BULAWAYO – The voting process in Bulawayo metropolitan Province started smoothly, and on time — with people braving the inclement weather to cast their votes.
By 7am, long winding queues had formed at polling stations in the western suburbs — with adults and the elderly making most of the voting population, while youths were conspicuous for their absence.
Around 3pm, most of the queues at various polling stations had disappeared save for a few where queues also remained relatively small.
In the eastern suburbs, the situation was the same as people woke up early to cast their vote albeit small queues at many centres.
At the Large and Small City Hall polling stations in the city centre long winding queues could be seen early in the morning but dwindled to a trickle as the day progressed.
Police officers who were unable to cast their ballots during the special voting process could be seen forming separate queues at different polling stations in the afternoon.
The Daily News witnessed some of the police officers being turned away because they had chosen wrong wards.
But of interest was how other polling stations within the same ward were overwhelmed by voters while some had relatively small queues.
At around 3pm, most polling stations in the city had recorded 500 votes, while some still recorded a margin as low as 207 voters.
While in the morning people at some polling stations were complaining of slow pace of the queue, by 3pm most stations were cleared with voters trickling in one by one.
For instance, at the Large City Hall 466 people had voted by 3pm. At the adjacent Small City Hall 295, had voted while 106 had been turned away mainly due to trying to vote at a wrong ward.
The Daily News’ observed that around the city, the process was peaceful except for some polling stations where campaign posters for different political parties had to be defaced or pulled down to conform to Zimbabwe Electoral Commission laws.
President of the smaller formation of MDC Welshman Ncube cast his vote just after 10am at Stanley Square in Bulawayo.
Speaking to journalists soon after casting his ballot, Ncube said he was happy with the process although they were some areas that had experienced teething problems.
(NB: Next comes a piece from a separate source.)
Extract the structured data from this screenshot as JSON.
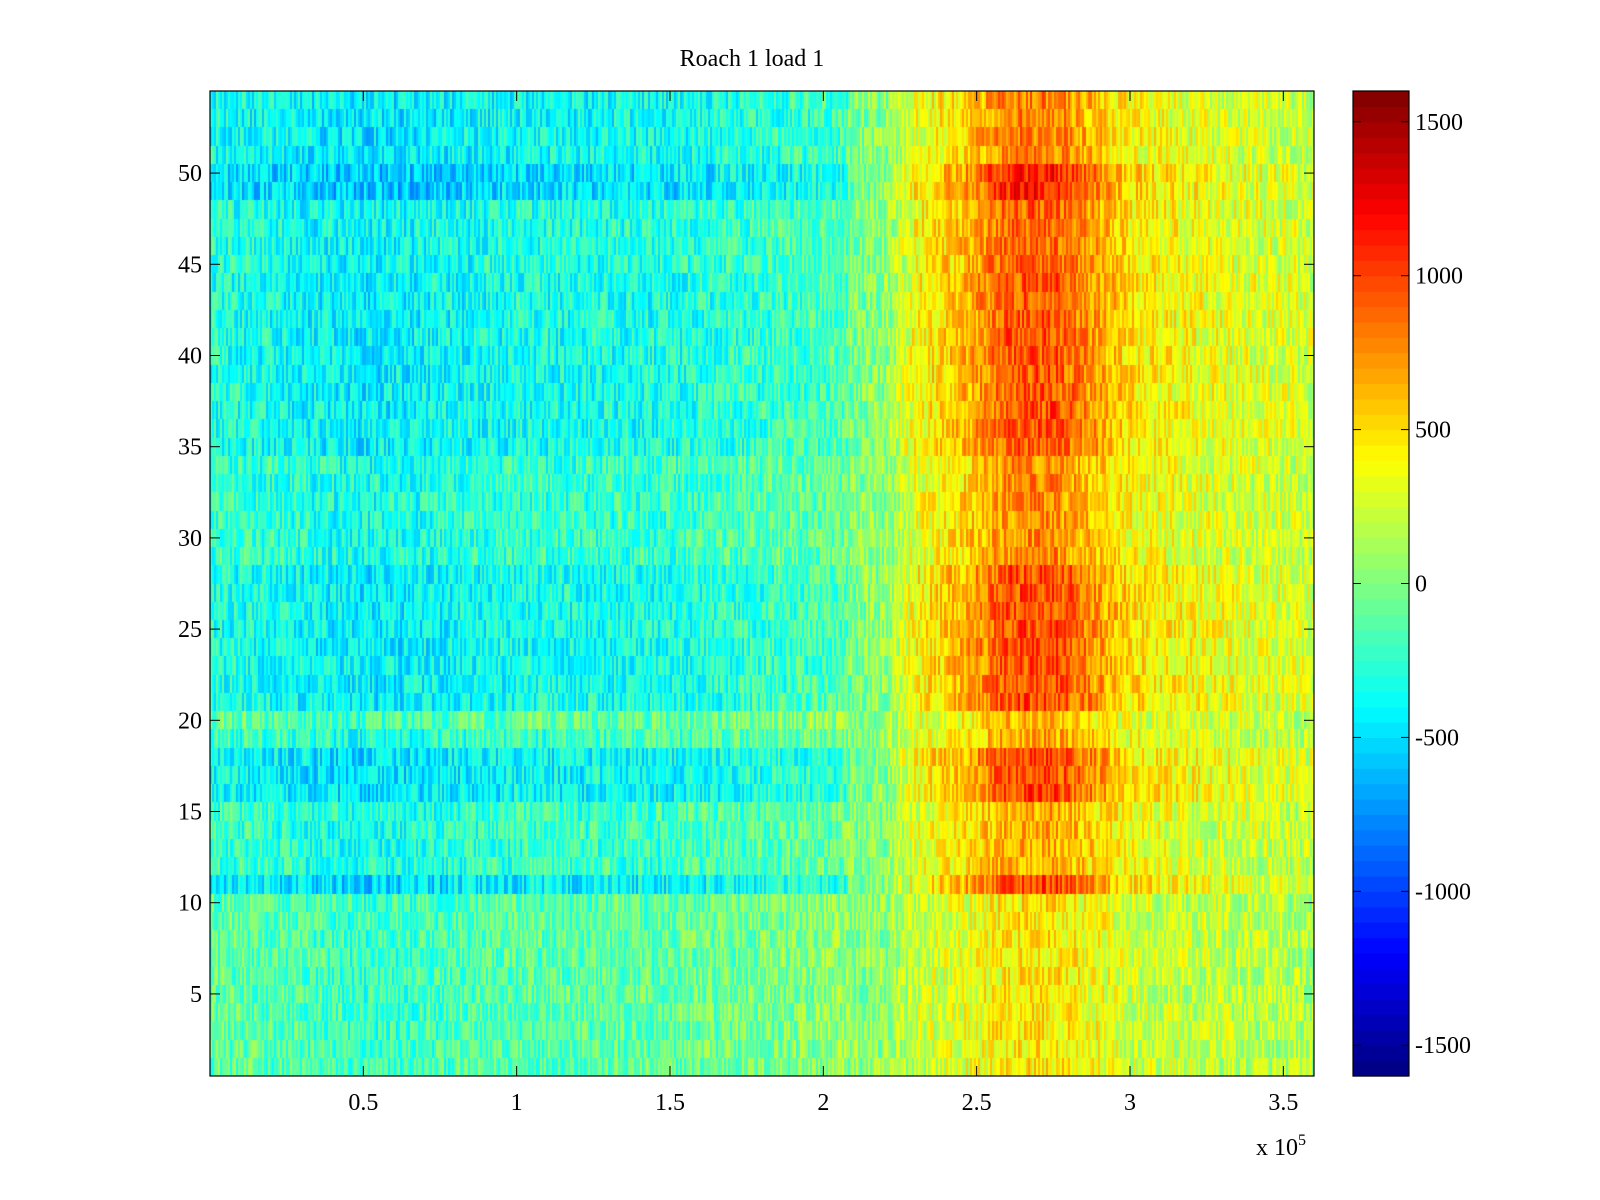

“So far we are happy with all the reports we are getting from across the country with the exception of a few teething problems around polling agents not being allowed to get into the polling stations.
Our understanding is the process is going on smoothly. Assuming that there will be queues by 7pm the laws should be followed that everyone should be allowed to vote.” Ncube said.
On his reaction to President Mugabe’s pledge to surrender if defeated Ncube said: “Let us announce the results as quickly and as expeditiously as possible and let us then respect the outcome thereafter. Whoever emerges the winner let every Zimbabwean respect that and wish them well in forming the next government.”